Quizá corro el riesgo de endiosar a Andropov. Por cierto, merece críticas, incluso de un admirador como yo, y es cierto que el trato que él dispensó a los disidentes fue duro. Sus decisiones (y a todos los efectos prácticos fueron suyas) de quitar la ciudadanía a Solzhenitsin y confinar en Gorki a Sajarov, son todas partes de la misma actitud mental que se resistió a la liberación de Sharanski. Su objetivo, por encima de todas las demás consideraciones, era la estabilidad de la Unión Soviética. Su interés por las formas posibles de pluralismo político se limitaba a observar el experimento del comunismo goulash de Hungría (así lo denominábamos nosotros, medio en burla medio con desprecio), mientras se aplicaba una interpretación mucho más rigurosa de la doctrina en el interior del país.

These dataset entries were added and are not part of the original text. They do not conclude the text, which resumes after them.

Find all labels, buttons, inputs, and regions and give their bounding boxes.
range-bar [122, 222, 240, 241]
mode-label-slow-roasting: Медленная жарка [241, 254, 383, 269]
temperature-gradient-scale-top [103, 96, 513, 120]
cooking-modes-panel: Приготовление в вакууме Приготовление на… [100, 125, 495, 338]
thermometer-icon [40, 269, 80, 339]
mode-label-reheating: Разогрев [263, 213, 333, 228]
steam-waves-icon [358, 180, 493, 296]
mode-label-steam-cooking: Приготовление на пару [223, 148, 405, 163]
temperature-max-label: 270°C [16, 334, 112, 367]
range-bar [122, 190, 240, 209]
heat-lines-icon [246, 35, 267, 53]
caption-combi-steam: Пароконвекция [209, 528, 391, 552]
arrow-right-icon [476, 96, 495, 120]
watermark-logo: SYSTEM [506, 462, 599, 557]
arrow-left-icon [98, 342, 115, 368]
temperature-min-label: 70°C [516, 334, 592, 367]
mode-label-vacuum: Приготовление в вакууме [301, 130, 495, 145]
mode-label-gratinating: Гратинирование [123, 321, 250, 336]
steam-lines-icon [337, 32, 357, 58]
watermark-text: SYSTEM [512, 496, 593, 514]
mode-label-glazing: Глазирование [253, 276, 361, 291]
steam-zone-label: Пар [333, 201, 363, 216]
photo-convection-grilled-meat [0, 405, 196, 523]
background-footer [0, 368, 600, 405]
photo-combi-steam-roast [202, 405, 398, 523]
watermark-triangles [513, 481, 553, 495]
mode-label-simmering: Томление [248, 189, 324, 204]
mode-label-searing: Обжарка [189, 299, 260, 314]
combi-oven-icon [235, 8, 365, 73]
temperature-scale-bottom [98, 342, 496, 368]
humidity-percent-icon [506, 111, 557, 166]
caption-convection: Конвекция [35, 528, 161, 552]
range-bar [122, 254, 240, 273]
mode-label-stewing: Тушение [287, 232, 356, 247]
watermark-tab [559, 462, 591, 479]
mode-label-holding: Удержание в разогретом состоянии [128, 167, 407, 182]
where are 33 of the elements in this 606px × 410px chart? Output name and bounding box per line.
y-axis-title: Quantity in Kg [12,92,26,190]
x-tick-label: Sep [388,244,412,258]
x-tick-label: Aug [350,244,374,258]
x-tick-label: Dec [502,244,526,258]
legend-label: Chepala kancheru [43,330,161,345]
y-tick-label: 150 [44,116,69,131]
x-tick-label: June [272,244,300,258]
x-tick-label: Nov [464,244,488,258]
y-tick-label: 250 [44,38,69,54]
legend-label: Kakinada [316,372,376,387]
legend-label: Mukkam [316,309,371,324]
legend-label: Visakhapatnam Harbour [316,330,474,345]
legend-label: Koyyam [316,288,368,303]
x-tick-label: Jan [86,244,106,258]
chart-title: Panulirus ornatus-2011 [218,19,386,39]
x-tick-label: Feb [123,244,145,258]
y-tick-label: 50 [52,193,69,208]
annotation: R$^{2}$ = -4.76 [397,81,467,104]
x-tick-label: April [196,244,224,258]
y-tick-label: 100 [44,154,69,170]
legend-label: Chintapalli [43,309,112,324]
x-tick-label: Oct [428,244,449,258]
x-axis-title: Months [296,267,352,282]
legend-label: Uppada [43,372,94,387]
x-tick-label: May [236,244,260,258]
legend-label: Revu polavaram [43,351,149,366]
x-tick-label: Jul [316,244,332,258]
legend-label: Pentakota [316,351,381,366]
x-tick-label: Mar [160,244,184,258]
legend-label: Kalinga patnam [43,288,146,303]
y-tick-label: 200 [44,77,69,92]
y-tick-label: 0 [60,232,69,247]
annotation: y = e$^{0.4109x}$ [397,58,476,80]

Pero puso más cuidado que Gorbachov en los cambios que promovió en el Comité Central, e inició la lucha contra la corrupción con intensidad mucho mayor que sus sucesores.
La decisión de Andropov de designar a Vladimir Kriuchkov en el cargo de jefe del Primer Directorio Principal del KGB fue lógica pero no demasiado sensata. Kriuchkov había sido el principal ayudante de Andropov desde los sucesos de Budapest en 1956. Él sabía que Kriuchkov entendía la política exterior y cabe presumir que a su juicio confiar la inteligencia exterior a quien se había formado a imagen del propio Andropov impediría una recaída en los antiguos cismas internos y las manifestaciones de estrechez de pensamiento.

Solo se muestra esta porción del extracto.